Thanks to wifi, it has been very easy for me to keep up with the daily news, but I certainly was not expecting to be reading about white supremacists, the Ku Klux Klan and neo-Nazis spewing so much hate and anger, sadly resulting in the death of a counter protester. The stain on America seeped even deeper into the country's fabric when President Trump couldn't muster the decency and compassion that were so needed in the immediate aftermath.
As I write this, I'm reading that Trump finally has condemned the KKK, neo-Nazis and supremacists as "criminals and thugs." Sadly, it took him 48 hours to stand where he needs to stand, no doubt urged on by his aides who have watched their boss be pilloried by a barrage of criticism directed at his inability to respond more appropriately early on.
Nazis in particular have been on my mind this summer as I've visited the death camp at Auschwitz, several Holocaust museums and exhibits, historic synagogues and boundary markers for the Jewish ghetto in Warsaw. My wonderful hosts at a BnB in Aberdeen, Scotland since Thursday are young Polish immigrants.
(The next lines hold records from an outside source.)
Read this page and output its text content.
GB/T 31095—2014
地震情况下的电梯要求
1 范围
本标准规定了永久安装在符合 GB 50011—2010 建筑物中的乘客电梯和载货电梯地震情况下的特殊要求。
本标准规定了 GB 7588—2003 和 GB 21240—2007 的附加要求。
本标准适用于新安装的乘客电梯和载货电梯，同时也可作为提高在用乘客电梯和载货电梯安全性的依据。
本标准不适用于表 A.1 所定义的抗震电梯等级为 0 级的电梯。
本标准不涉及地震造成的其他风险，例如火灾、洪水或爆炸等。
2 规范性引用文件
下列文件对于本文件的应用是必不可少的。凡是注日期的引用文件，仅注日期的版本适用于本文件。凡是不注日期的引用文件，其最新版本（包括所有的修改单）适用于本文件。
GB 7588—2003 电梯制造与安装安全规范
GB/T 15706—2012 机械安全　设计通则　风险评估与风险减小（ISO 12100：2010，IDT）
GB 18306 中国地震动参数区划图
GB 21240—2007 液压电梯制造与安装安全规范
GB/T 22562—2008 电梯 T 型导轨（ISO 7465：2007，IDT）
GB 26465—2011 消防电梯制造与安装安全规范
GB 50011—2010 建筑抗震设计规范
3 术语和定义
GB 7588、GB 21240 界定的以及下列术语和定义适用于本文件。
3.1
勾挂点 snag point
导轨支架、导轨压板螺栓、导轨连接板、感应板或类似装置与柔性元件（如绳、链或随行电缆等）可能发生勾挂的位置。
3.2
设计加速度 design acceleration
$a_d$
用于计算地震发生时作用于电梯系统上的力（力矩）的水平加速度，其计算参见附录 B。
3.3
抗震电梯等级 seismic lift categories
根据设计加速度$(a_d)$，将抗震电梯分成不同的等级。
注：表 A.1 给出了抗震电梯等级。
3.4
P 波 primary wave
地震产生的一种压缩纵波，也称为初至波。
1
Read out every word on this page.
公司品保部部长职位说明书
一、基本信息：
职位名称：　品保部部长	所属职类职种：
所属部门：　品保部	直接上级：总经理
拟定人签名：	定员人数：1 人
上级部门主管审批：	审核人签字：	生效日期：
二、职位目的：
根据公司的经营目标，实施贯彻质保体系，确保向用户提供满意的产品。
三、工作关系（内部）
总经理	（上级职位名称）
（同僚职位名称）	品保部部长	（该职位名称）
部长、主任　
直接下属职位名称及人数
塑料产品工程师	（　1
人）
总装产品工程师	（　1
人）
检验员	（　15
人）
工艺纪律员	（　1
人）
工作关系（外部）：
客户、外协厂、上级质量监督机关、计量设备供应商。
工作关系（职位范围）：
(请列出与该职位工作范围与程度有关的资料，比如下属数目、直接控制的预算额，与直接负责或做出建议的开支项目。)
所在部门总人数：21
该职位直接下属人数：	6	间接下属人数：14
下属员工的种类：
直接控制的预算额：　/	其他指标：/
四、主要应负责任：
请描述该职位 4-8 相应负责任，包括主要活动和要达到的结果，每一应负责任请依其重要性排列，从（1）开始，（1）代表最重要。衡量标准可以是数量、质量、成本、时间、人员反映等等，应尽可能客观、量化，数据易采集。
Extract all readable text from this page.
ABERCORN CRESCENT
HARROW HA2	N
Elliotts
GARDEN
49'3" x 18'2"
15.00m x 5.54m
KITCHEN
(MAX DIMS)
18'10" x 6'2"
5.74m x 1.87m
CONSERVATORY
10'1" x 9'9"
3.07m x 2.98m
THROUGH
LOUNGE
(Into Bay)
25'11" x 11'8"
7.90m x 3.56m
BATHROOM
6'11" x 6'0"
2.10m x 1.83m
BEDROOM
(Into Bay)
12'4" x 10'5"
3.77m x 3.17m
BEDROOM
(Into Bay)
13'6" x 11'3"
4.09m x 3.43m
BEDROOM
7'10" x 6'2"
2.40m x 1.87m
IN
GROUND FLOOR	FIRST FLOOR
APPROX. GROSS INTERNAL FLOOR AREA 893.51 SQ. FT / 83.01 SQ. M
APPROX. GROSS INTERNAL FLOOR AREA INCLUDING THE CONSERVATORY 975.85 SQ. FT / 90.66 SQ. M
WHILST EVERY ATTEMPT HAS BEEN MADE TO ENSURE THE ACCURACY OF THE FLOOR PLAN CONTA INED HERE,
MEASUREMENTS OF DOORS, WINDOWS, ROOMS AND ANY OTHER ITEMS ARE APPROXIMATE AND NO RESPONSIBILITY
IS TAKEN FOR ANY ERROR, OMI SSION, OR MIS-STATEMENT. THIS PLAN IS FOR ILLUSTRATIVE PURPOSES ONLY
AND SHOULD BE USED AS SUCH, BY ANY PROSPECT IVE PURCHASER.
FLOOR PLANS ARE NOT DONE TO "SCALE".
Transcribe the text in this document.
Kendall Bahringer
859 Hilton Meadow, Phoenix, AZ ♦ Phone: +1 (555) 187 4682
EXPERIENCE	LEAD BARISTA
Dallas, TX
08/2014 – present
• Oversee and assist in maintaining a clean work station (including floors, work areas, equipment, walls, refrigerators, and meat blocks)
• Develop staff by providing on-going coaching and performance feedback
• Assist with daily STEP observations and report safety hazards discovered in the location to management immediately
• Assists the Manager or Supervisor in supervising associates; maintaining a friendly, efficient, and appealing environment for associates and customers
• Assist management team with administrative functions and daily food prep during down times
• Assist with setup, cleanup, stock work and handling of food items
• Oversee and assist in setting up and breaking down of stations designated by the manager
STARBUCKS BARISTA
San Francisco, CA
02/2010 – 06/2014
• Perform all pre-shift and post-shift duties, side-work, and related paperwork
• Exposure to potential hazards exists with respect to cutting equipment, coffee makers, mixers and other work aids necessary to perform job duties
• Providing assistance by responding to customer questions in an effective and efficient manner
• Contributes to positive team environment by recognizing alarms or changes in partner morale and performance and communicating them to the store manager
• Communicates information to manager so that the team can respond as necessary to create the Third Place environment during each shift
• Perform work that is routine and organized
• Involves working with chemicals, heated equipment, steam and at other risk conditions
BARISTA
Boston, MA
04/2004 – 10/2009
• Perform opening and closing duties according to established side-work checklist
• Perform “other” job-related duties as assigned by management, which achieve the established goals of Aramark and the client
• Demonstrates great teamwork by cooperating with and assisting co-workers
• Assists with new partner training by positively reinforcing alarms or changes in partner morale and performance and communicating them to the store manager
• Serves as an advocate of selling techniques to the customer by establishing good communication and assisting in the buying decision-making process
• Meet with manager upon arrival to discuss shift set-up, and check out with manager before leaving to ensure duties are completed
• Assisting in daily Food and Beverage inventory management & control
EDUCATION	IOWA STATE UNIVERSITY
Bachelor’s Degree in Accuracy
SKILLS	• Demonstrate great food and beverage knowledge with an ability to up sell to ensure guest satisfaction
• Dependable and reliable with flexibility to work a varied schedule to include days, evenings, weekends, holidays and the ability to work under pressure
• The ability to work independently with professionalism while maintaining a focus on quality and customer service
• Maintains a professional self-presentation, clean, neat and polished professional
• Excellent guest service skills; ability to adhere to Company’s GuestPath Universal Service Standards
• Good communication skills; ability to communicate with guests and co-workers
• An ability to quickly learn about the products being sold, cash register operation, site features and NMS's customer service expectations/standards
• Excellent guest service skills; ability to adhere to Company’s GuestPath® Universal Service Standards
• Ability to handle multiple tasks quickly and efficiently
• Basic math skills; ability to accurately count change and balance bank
Magdalena and Mateusz have been stunned by the events in Virginia. While they are 30 and 29, respectively, the scourge of Nazism is real to them.
I'm a free speech advocate, having been inspired and protected by the First Amendment throughout my long career as a newspaper journalist. The hate-spewing KKK and Nazi marchers in Charlottesville had a right to march, but they have no right to legitimacy in America or anywhere else. Shame on anyone who dares to support or encourage their mindless cause.
I will be returning home in about two weeks, a bit earlier than planned. I miss my regular life and those close to me. I will return to a country that remains divided in ways that I've not seen since the Vietnam War era. The country I love is far better than what it has demonstrated during and since the presidential election.
I met a Lebanese tourist months ago on a hike. He follows world politics closely and is quite conversant about the U.S. and its history. I recall him saying that he was astounded that a country founded on such admirable democratic ideals could descend into such rancor and acrimony. Let there be no doubt about this: the world is watching.